Mit vielfältigen Veranstaltungen und Angeboten unter dem Motto „KUNST. MACHT. MENSCHLICHKEIT.“ haben die 24 staatlichen Musikhochschulen am 27. November ein Zeichen gegen Diskriminierung und Machtmissbrauch gesetzt. Anlässlich dieses Aktionstages gibt Antje Kirschning, Frauen- und Gleichstellungsbeauftragte der Hochschule für Musik Hanns Eisler Berlin und Sprecherin der bukof-Kommission Künstlerische Hochschulen einen Einblick in das wichtige Thema Intimitätskoordination.
Foto: nmz
„Ich darf Sie doch anfassen ?“
Der Unterricht und Proben an Musikhochschulen sind besonders anfällig für Grenzüberschreitungen – insbesondere bei der szenischen Darstellung von Intimität, Nacktheit, verschiedenen Ausprägungen von Sexualität und sexualisierter Gewalt. Dennoch fehlen bislang Lehrformate, in denen Studierende ihre persönlichen Grenzen ausloten können. Die jungen Darstellenden, die exzellent singen und schauspielern sollen, müssen zusätzlich überlegen, wie sie sexuelle Handlungen und sexualisierte Gewalt auf der Bühne darstellen können, ohne körperliche oder seelische Grenzen zu überschreiten. Dabei sind die hoch emotionalen und oft existentiellen Inhalte in Lied- und Operntexten eine Herausforderung.

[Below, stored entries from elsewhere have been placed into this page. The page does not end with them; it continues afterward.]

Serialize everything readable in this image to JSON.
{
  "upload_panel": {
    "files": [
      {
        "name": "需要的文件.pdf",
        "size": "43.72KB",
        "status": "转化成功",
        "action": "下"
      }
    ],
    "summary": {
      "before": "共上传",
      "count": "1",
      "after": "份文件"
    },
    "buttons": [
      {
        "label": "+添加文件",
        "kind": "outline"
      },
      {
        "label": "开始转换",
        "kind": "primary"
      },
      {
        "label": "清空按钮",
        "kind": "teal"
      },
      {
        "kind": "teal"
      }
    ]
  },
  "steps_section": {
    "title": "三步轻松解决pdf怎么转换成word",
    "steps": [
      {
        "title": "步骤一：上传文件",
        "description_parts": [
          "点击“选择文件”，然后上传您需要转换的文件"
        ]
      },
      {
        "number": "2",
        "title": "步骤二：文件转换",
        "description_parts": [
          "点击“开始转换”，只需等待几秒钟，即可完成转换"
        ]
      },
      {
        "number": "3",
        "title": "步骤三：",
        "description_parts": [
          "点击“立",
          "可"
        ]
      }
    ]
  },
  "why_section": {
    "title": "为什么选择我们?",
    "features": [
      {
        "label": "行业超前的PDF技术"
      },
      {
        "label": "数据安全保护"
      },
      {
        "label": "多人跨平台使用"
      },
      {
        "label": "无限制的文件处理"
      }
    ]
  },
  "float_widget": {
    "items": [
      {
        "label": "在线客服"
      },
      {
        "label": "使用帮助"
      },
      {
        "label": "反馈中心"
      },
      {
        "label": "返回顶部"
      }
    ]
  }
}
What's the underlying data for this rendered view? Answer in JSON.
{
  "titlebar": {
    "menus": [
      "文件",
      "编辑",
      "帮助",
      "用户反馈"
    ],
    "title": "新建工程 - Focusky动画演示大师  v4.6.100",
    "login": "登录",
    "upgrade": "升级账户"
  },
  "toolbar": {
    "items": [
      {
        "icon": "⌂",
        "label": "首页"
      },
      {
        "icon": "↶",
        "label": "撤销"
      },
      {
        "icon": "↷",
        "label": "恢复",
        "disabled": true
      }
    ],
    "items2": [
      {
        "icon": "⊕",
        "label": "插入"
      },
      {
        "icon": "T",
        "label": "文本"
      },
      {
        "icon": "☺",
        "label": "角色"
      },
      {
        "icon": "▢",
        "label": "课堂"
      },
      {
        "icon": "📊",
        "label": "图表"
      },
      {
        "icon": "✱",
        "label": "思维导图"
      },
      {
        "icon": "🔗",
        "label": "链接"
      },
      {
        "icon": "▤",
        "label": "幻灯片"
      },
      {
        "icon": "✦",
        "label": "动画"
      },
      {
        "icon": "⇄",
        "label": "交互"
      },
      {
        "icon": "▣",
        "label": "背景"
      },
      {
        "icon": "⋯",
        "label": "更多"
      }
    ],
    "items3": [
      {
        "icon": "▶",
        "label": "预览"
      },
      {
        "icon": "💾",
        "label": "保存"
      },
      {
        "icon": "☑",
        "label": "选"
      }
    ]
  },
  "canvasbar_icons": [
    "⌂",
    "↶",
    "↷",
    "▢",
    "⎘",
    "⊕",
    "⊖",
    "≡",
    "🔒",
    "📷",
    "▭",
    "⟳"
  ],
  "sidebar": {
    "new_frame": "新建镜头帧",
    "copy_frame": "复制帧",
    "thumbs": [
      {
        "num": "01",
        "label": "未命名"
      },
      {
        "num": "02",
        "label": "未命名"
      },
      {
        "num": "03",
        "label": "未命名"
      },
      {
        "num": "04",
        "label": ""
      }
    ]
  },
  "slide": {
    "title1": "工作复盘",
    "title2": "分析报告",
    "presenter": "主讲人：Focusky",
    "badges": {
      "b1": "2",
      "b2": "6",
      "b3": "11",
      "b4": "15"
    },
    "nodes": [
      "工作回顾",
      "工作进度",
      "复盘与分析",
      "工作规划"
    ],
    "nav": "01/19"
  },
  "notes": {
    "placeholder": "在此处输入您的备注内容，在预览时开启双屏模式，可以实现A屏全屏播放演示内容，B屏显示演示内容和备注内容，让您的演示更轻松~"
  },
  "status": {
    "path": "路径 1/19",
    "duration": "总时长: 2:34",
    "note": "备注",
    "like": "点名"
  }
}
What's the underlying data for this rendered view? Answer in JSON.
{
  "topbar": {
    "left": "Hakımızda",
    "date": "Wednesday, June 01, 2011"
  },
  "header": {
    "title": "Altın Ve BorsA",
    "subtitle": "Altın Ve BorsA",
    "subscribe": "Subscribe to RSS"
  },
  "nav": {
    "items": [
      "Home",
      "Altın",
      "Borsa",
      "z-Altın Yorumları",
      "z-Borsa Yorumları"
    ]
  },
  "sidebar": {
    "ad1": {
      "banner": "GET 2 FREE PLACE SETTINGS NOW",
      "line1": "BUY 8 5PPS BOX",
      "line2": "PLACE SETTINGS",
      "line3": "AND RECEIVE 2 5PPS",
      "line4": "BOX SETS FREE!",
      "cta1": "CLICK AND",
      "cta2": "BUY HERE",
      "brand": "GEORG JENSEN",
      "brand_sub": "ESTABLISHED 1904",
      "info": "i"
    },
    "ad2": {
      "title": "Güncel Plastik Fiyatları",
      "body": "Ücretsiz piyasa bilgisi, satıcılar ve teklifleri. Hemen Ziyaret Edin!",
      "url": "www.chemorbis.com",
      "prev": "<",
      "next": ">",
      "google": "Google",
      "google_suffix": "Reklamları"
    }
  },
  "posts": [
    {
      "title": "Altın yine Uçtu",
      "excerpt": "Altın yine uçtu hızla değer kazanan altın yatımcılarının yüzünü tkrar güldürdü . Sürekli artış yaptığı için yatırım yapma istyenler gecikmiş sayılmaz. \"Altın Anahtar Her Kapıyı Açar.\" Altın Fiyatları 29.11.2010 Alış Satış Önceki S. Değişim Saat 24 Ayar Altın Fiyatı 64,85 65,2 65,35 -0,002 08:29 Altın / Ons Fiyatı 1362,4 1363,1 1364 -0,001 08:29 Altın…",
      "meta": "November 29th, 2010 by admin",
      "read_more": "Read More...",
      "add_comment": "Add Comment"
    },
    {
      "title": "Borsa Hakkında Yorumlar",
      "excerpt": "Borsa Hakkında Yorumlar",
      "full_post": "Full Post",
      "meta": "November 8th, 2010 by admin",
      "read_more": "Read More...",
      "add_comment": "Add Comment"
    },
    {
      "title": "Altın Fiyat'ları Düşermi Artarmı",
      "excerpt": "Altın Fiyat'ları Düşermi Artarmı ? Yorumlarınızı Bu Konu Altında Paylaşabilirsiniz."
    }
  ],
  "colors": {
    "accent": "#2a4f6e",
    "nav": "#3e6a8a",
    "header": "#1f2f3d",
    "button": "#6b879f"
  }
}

Wenn im Rahmen des Studiums sexuelle, erotische, gewaltvolle und/oder rassistische Handlungen künstlerisch dargestellt werden müssen oder entsprechende Inhalte Teil der künstlerisch-praktischen Ausbildung sind, haben Lehrende eine besondere Verantwortung. Vor der Darstellung oder Behandlung solcher Inhalte sollten sie die Studierenden umfassend informieren und ihre ausdrückliche und freiwillige Zustimmung einholen. Allen Beteiligten muss erlaubt werden, ihre Zustimmung jederzeit zu widerrufen. Zusätzlich sollten Reflexionsgespräche angeboten werden, um die Auswirkungen der dargestellten Inhalte zu besprechen. Bei der Auseinandersetzung mit dem traditionellen Repertoire ist es wichtig, dass Hochschulen ihre Fürsorgepflicht als Ausbildungsinstitute ernst nehmen und Studierenden ermöglichen, auch stereotype Rollenbilder und strukturelle Machtverhältnisse kritisch zu reflektieren. Studierende sollten diese Themen in einem geschützten Rahmen angstfrei besprechen und immer wieder trainieren können.
Grenzüberschreitungen
Die Sopranistin Felicia Brembeck, die in Berlin und Leipzig Operngesang studiert hat, meint im Nachhinein, dass sie mit großer Lust am Ausprobieren in die Ausbildung gestartet sei, rückblickend jedoch mehr Schutz gebraucht hätte. Sie sei mit der Einstellung ins Studium gekommen, dass man sich da nicht so anstellen darf und Grenzüberschreitungen zum Beruf gehören. In jeder einzelnen Produktion habe sie mindestens eine Szene erlebt, die eigentlich in den Bereich der Intimitätskoordination gefallen wäre (Schors 2024). Dieses individuelle Resümee wird gestützt von Ergebnissen verschiedener Studien. Der Bundesverband Schauspiel e.V. (BFFS) hat 2022 eine Studie zu „Erfahrungen von Schauspieler:innen mit Nacktheit und simuliertem Sex“ durchgeführt. Danach hat der Großteil der befragten Schauspieler:innen bereits während der Ausbildung und auch im Beruf mehrfach Grenzverletzungen, sexuelle Belästigung oder sexualisierte Gewalt erfahren. Die große Mehrheit der Befragten bemängelt, dass es während der Ausbildung keine Fortbildung zu diesen Themen gab, nämlich 84 Prozent.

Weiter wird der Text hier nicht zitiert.